The first course was taught at the high school on Thursday morning and they invited NewsChannel 6’s Ashley Osborne to check it out.

The lesson starts even before they put on the VR gear. Dr. Khristi Palladino gave each student a prompt to read to set the scene.

“You’ve heard something crash outside,” Dr. Palladino shares some of the scenario students read before the CPR lesson. . “You see a gentleman coming down the street who appears confused.”

Student Jasmine Yancey describes how Thursday’s CPR lesson is part of a bigger project.

“Our case is located in Haiti where an earthquake happened and we are treating the patients so we are acting as emergency medical responders because that’s what we’re going to be certified to be towards the end of the class,” Yancey says.

“They had to triage the patients,” Dr.
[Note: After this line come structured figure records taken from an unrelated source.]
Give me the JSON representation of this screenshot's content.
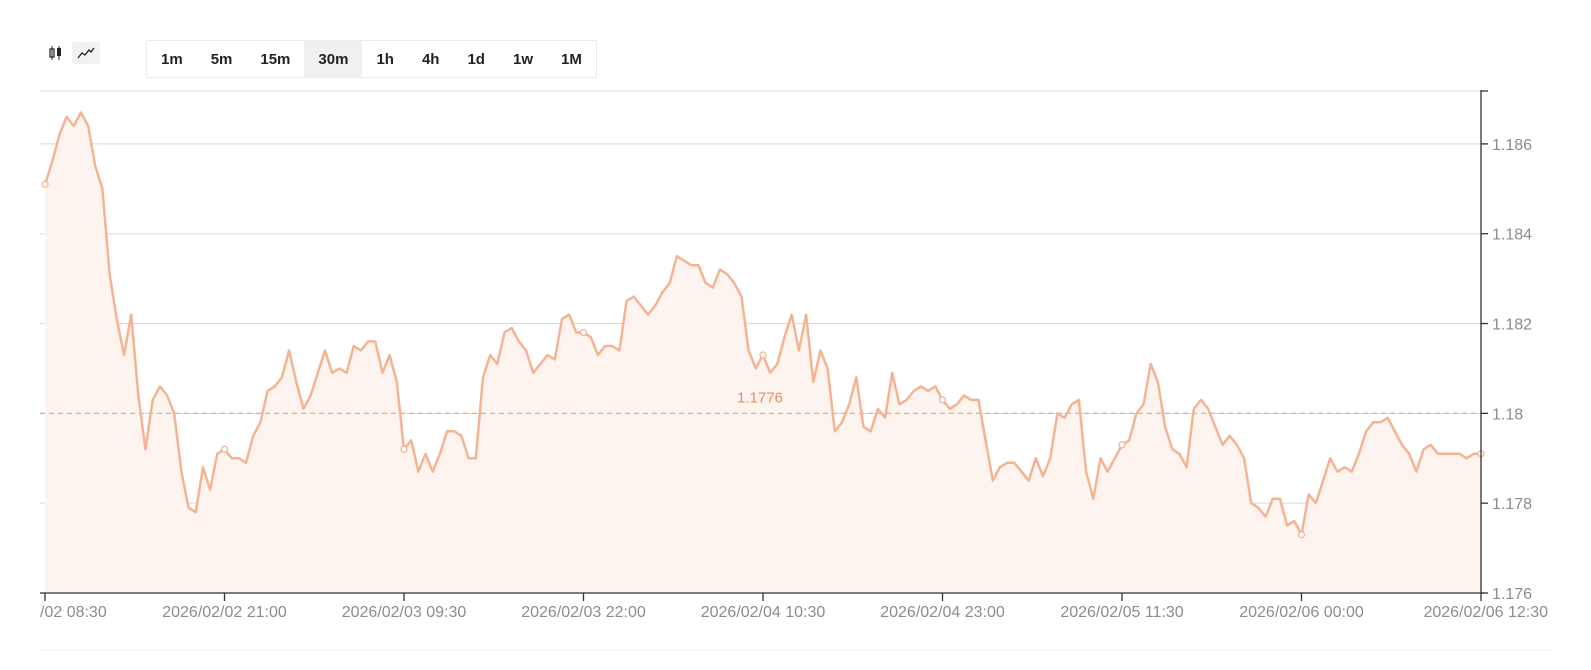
{
  "toolbar": {
    "chart_types": [
      {
        "icon": "candlestick-icon",
        "active": false
      },
      {
        "icon": "line-chart-icon",
        "active": true
      }
    ],
    "intervals": [
      "1m",
      "5m",
      "15m",
      "30m",
      "1h",
      "4h",
      "1d",
      "1w",
      "1M"
    ],
    "active_interval": "30m"
  },
  "colors": {
    "line": "#f4b493",
    "fill": "#fdf4ef",
    "ref_line": "#f0a882",
    "ref_label": "#ef8a5a",
    "grid": "#d9d9d9",
    "axis_text": "#8c8c8c"
  },
  "chart_data": {
    "type": "area",
    "title": "",
    "xlabel": "",
    "ylabel": "",
    "ylim": [
      1.176,
      1.1872
    ],
    "y_ticks": [
      "1.176",
      "1.178",
      "1.18",
      "1.182",
      "1.184",
      "1.186"
    ],
    "x_tick_labels": [
      "/02 08:30",
      "2026/02/02 21:00",
      "2026/02/03 09:30",
      "2026/02/03 22:00",
      "2026/02/04 10:30",
      "2026/02/04 23:00",
      "2026/02/05 11:30",
      "2026/02/06 00:00",
      "2026/02/06 12:30"
    ],
    "x_tick_index": [
      0,
      25,
      50,
      75,
      100,
      125,
      150,
      175,
      200
    ],
    "reference_line": {
      "value": 1.1776,
      "label": "1.1776",
      "y_position_value": 1.18
    },
    "series": [
      {
        "values": [
          1.1851,
          1.1856,
          1.1862,
          1.1866,
          1.1864,
          1.1867,
          1.1864,
          1.1855,
          1.185,
          1.1831,
          1.1821,
          1.1813,
          1.1822,
          1.1804,
          1.1792,
          1.1803,
          1.1806,
          1.1804,
          1.18,
          1.1787,
          1.1779,
          1.1778,
          1.1788,
          1.1783,
          1.1791,
          1.1792,
          1.179,
          1.179,
          1.1789,
          1.1795,
          1.1798,
          1.1805,
          1.1806,
          1.1808,
          1.1814,
          1.1807,
          1.1801,
          1.1804,
          1.1809,
          1.1814,
          1.1809,
          1.181,
          1.1809,
          1.1815,
          1.1814,
          1.1816,
          1.1816,
          1.1809,
          1.1813,
          1.1807,
          1.1792,
          1.1794,
          1.1787,
          1.1791,
          1.1787,
          1.1791,
          1.1796,
          1.1796,
          1.1795,
          1.179,
          1.179,
          1.1808,
          1.1813,
          1.1811,
          1.1818,
          1.1819,
          1.1816,
          1.1814,
          1.1809,
          1.1811,
          1.1813,
          1.1812,
          1.1821,
          1.1822,
          1.1818,
          1.1818,
          1.1817,
          1.1813,
          1.1815,
          1.1815,
          1.1814,
          1.1825,
          1.1826,
          1.1824,
          1.1822,
          1.1824,
          1.1827,
          1.1829,
          1.1835,
          1.1834,
          1.1833,
          1.1833,
          1.1829,
          1.1828,
          1.1832,
          1.1831,
          1.1829,
          1.1826,
          1.1814,
          1.181,
          1.1813,
          1.1809,
          1.1811,
          1.1817,
          1.1822,
          1.1814,
          1.1822,
          1.1807,
          1.1814,
          1.181,
          1.1796,
          1.1798,
          1.1802,
          1.1808,
          1.1797,
          1.1796,
          1.1801,
          1.1799,
          1.1809,
          1.1802,
          1.1803,
          1.1805,
          1.1806,
          1.1805,
          1.1806,
          1.1803,
          1.1801,
          1.1802,
          1.1804,
          1.1803,
          1.1803,
          1.1794,
          1.1785,
          1.1788,
          1.1789,
          1.1789,
          1.1787,
          1.1785,
          1.179,
          1.1786,
          1.179,
          1.18,
          1.1799,
          1.1802,
          1.1803,
          1.1787,
          1.1781,
          1.179,
          1.1787,
          1.179,
          1.1793,
          1.1794,
          1.18,
          1.1802,
          1.1811,
          1.1807,
          1.1797,
          1.1792,
          1.1791,
          1.1788,
          1.1801,
          1.1803,
          1.1801,
          1.1797,
          1.1793,
          1.1795,
          1.1793,
          1.179,
          1.178,
          1.1779,
          1.1777,
          1.1781,
          1.1781,
          1.1775,
          1.1776,
          1.1773,
          1.1782,
          1.178,
          1.1785,
          1.179,
          1.1787,
          1.1788,
          1.1787,
          1.1791,
          1.1796,
          1.1798,
          1.1798,
          1.1799,
          1.1796,
          1.1793,
          1.1791,
          1.1787,
          1.1792,
          1.1793,
          1.1791,
          1.1791,
          1.1791,
          1.1791,
          1.179,
          1.1791,
          1.1791
        ]
      }
    ],
    "marker_index": [
      0,
      25,
      50,
      75,
      100,
      125,
      150,
      175,
      200
    ],
    "grid": true,
    "legend": "none"
  }
}
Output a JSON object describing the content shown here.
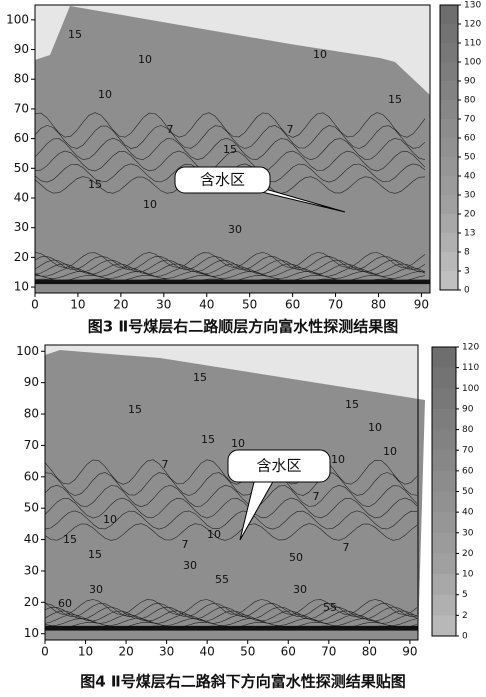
{
  "chart_data": [
    {
      "type": "contour",
      "caption": "图3 Ⅱ号煤层右二路顺层方向富水性探测结果图",
      "annotation": "含水区",
      "xlim": [
        0,
        92
      ],
      "ylim": [
        8,
        105
      ],
      "xticks": [
        0,
        10,
        20,
        30,
        40,
        50,
        60,
        70,
        80,
        90
      ],
      "yticks": [
        10,
        20,
        30,
        40,
        50,
        60,
        70,
        80,
        90,
        100
      ],
      "colorbar_ticks": [
        130,
        120,
        110,
        100,
        90,
        80,
        70,
        60,
        50,
        40,
        30,
        20,
        13,
        8,
        3,
        0
      ],
      "contour_labels": [
        "15",
        "10",
        "10",
        "7",
        "15",
        "10",
        "15",
        "10",
        "7",
        "15",
        "30"
      ]
    },
    {
      "type": "contour",
      "caption": "图4 Ⅱ号煤层右二路斜下方向富水性探测结果贴图",
      "annotation": "含水区",
      "xlim": [
        0,
        92
      ],
      "ylim": [
        8,
        102
      ],
      "xticks": [
        0,
        10,
        20,
        30,
        40,
        50,
        60,
        70,
        80,
        90
      ],
      "yticks": [
        10,
        20,
        30,
        40,
        50,
        60,
        70,
        80,
        90,
        100
      ],
      "colorbar_ticks": [
        120,
        110,
        100,
        90,
        80,
        70,
        60,
        50,
        40,
        30,
        20,
        10,
        5,
        2,
        0
      ],
      "contour_labels": [
        "15",
        "15",
        "15",
        "15",
        "10",
        "10",
        "7",
        "10",
        "10",
        "7",
        "10",
        "10",
        "15",
        "7",
        "15",
        "30",
        "55",
        "60",
        "30",
        "30",
        "50",
        "7",
        "55"
      ]
    }
  ]
}
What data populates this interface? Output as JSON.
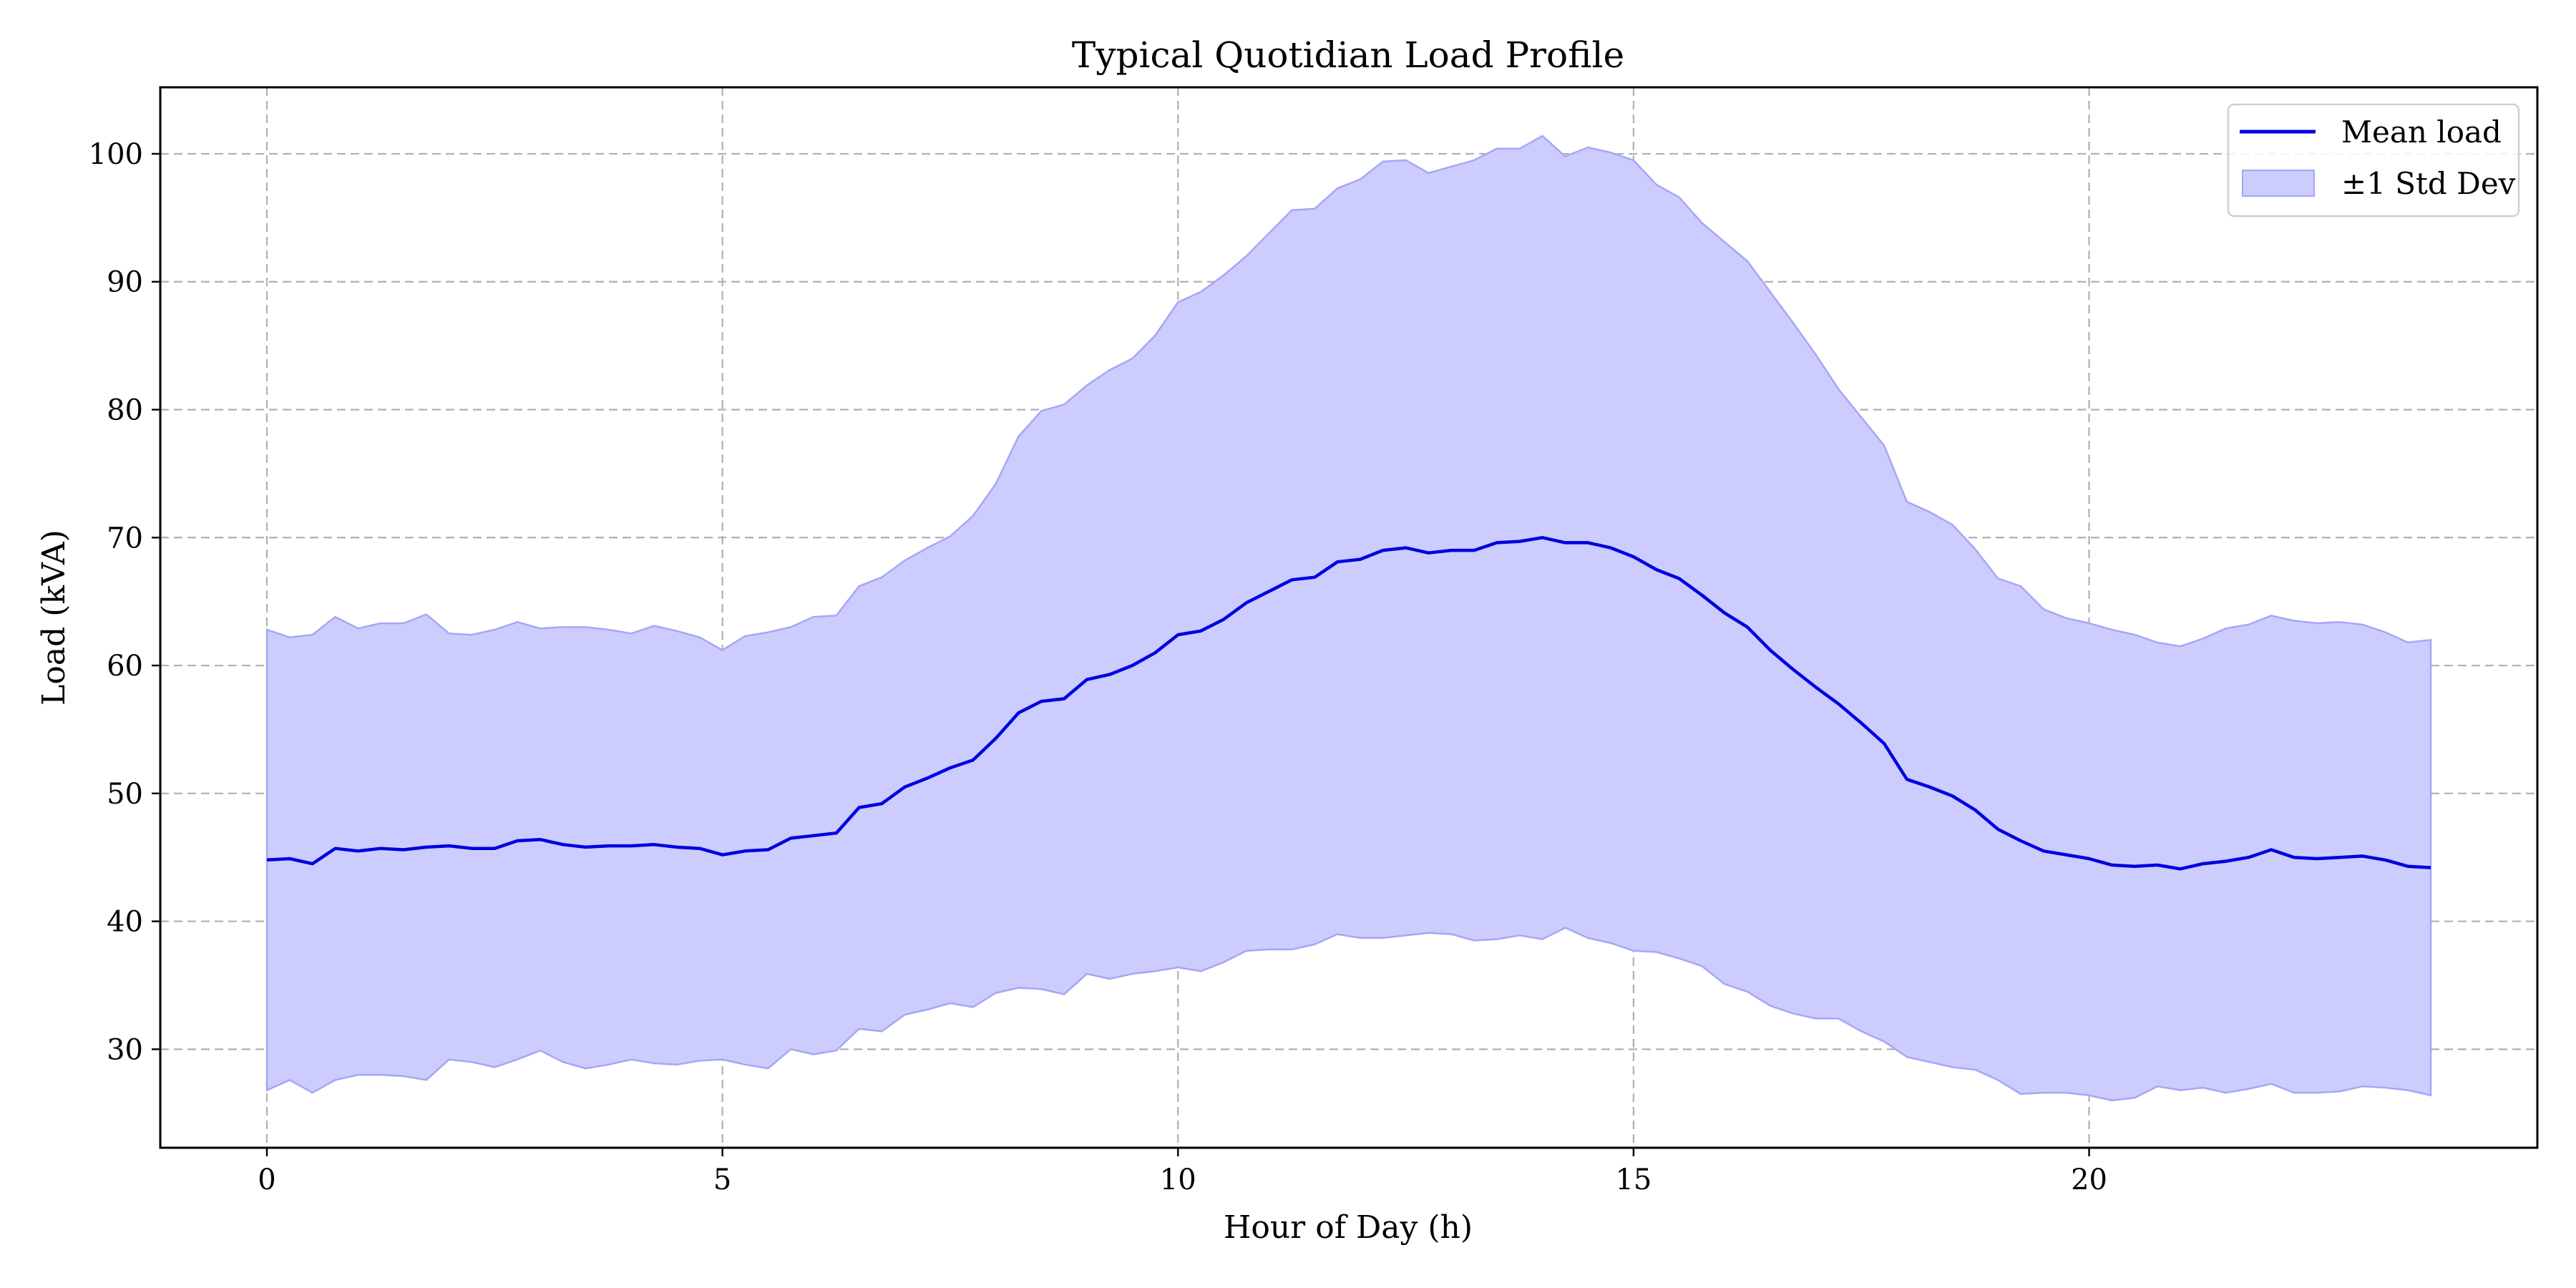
{
  "chart_data": {
    "type": "line",
    "title": "Typical Quotidian Load Profile",
    "xlabel": "Hour of Day (h)",
    "ylabel": "Load (kVA)",
    "xlim": [
      -1.17,
      24.92
    ],
    "ylim": [
      22.3,
      105.2
    ],
    "xticks": [
      0,
      5,
      10,
      15,
      20
    ],
    "yticks": [
      30,
      40,
      50,
      60,
      70,
      80,
      90,
      100
    ],
    "grid": true,
    "legend_position": "top-right",
    "colors": {
      "mean": "#0000e0",
      "band_fill": "#ccccff",
      "band_edge": "#a6a6f5"
    },
    "x": [
      0,
      0.25,
      0.5,
      0.75,
      1,
      1.25,
      1.5,
      1.75,
      2,
      2.25,
      2.5,
      2.75,
      3,
      3.25,
      3.5,
      3.75,
      4,
      4.25,
      4.5,
      4.75,
      5,
      5.25,
      5.5,
      5.75,
      6,
      6.25,
      6.5,
      6.75,
      7,
      7.25,
      7.5,
      7.75,
      8,
      8.25,
      8.5,
      8.75,
      9,
      9.25,
      9.5,
      9.75,
      10,
      10.25,
      10.5,
      10.75,
      11,
      11.25,
      11.5,
      11.75,
      12,
      12.25,
      12.5,
      12.75,
      13,
      13.25,
      13.5,
      13.75,
      14,
      14.25,
      14.5,
      14.75,
      15,
      15.25,
      15.5,
      15.75,
      16,
      16.25,
      16.5,
      16.75,
      17,
      17.25,
      17.5,
      17.75,
      18,
      18.25,
      18.5,
      18.75,
      19,
      19.25,
      19.5,
      19.75,
      20,
      20.25,
      20.5,
      20.75,
      21,
      21.25,
      21.5,
      21.75,
      22,
      22.25,
      22.5,
      22.75,
      23,
      23.25,
      23.5,
      23.75
    ],
    "series": [
      {
        "name": "Mean load",
        "values": [
          44.8,
          44.9,
          44.5,
          45.7,
          45.5,
          45.7,
          45.6,
          45.8,
          45.9,
          45.7,
          45.7,
          46.3,
          46.4,
          46.0,
          45.8,
          45.9,
          45.9,
          46.0,
          45.8,
          45.7,
          45.2,
          45.5,
          45.6,
          46.5,
          46.7,
          46.9,
          48.9,
          49.2,
          50.5,
          51.2,
          52.0,
          52.6,
          54.3,
          56.3,
          57.2,
          57.4,
          58.9,
          59.3,
          60.0,
          61.0,
          62.4,
          62.7,
          63.6,
          64.9,
          65.8,
          66.7,
          66.9,
          68.1,
          68.3,
          69.0,
          69.2,
          68.8,
          69.0,
          69.0,
          69.6,
          69.7,
          70.0,
          69.6,
          69.6,
          69.2,
          68.5,
          67.5,
          66.8,
          65.5,
          64.1,
          63.0,
          61.2,
          59.7,
          58.3,
          57.0,
          55.5,
          53.9,
          51.1,
          50.5,
          49.8,
          48.7,
          47.2,
          46.3,
          45.5,
          45.2,
          44.9,
          44.4,
          44.3,
          44.4,
          44.1,
          44.5,
          44.7,
          45.0,
          45.6,
          45.0,
          44.9,
          45.0,
          45.1,
          44.8,
          44.3,
          44.2
        ]
      },
      {
        "name": "±1 Std Dev",
        "upper": [
          62.8,
          62.2,
          62.4,
          63.8,
          62.9,
          63.3,
          63.3,
          64.0,
          62.5,
          62.4,
          62.8,
          63.4,
          62.9,
          63.0,
          63.0,
          62.8,
          62.5,
          63.1,
          62.7,
          62.2,
          61.2,
          62.3,
          62.6,
          63.0,
          63.8,
          63.9,
          66.2,
          66.9,
          68.2,
          69.2,
          70.1,
          71.7,
          74.2,
          77.9,
          79.9,
          80.4,
          81.9,
          83.1,
          84.0,
          85.8,
          88.4,
          89.2,
          90.5,
          92.0,
          93.8,
          95.6,
          95.7,
          97.3,
          98.0,
          99.4,
          99.5,
          98.5,
          99.0,
          99.5,
          100.4,
          100.4,
          101.4,
          99.8,
          100.5,
          100.1,
          99.5,
          97.6,
          96.6,
          94.6,
          93.1,
          91.6,
          89.2,
          86.8,
          84.3,
          81.6,
          79.4,
          77.2,
          72.8,
          72.0,
          71.0,
          69.1,
          66.8,
          66.2,
          64.4,
          63.7,
          63.3,
          62.8,
          62.4,
          61.8,
          61.5,
          62.1,
          62.9,
          63.2,
          63.9,
          63.5,
          63.3,
          63.4,
          63.2,
          62.6,
          61.8,
          62.0
        ],
        "lower": [
          26.8,
          27.6,
          26.6,
          27.6,
          28.0,
          28.0,
          27.9,
          27.6,
          29.2,
          29.0,
          28.6,
          29.2,
          29.9,
          29.0,
          28.5,
          28.8,
          29.2,
          28.9,
          28.8,
          29.1,
          29.2,
          28.8,
          28.5,
          30.0,
          29.6,
          29.9,
          31.6,
          31.4,
          32.7,
          33.1,
          33.6,
          33.3,
          34.4,
          34.8,
          34.7,
          34.3,
          35.9,
          35.5,
          35.9,
          36.1,
          36.4,
          36.1,
          36.8,
          37.7,
          37.8,
          37.8,
          38.2,
          39.0,
          38.7,
          38.7,
          38.9,
          39.1,
          39.0,
          38.5,
          38.6,
          38.9,
          38.6,
          39.5,
          38.7,
          38.3,
          37.7,
          37.6,
          37.1,
          36.5,
          35.1,
          34.5,
          33.4,
          32.8,
          32.4,
          32.4,
          31.4,
          30.6,
          29.4,
          29.0,
          28.6,
          28.4,
          27.6,
          26.5,
          26.6,
          26.6,
          26.4,
          26.0,
          26.2,
          27.1,
          26.8,
          27.0,
          26.6,
          26.9,
          27.3,
          26.6,
          26.6,
          26.7,
          27.1,
          27.0,
          26.8,
          26.4
        ]
      }
    ]
  }
}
Palladino shares more about the course. “They’ve had to figure out agencies that they could contact to get resources, but now we’re going to move into some training on individual patient care.”

In the simulation, students can see the patient and the equipment they are instructed to use.

Technology specialist Jason Stark explains what kinds of things students hear in the headset during the simulation.

“It walks them through where to get help, to point, go get an AED,” Stark says.

Along with the headset, students wear trackers on their wrists which track depth and speed of the chest compressions.

“We can use this as baseline data,” says Dr. Palladino. “Now we can watch them as we go through our unit are they progressing how they would expect? Maybe they are doing well in some areas and not in others so we can focus on that skill.”

“It’s really cool. That I’ve never done before,” says student Alexis weathers about the virtual reality CPR training.

Turns out, no students in Georgia have done this yet. Stark says he checked with the state BOE and they didn not know of any other schools using virtual reality like this.

Student Lance Davidson thinks virtual reality training will better prepare him for a real life situation than the previous methods. “Just because it’s so hands on,” he says.

Stark is looking into incorporating virtual reality in social studies, art and/or P.E. Students could see the world, design fashion or burn calories. Tursday’s CPR lesson could save lives.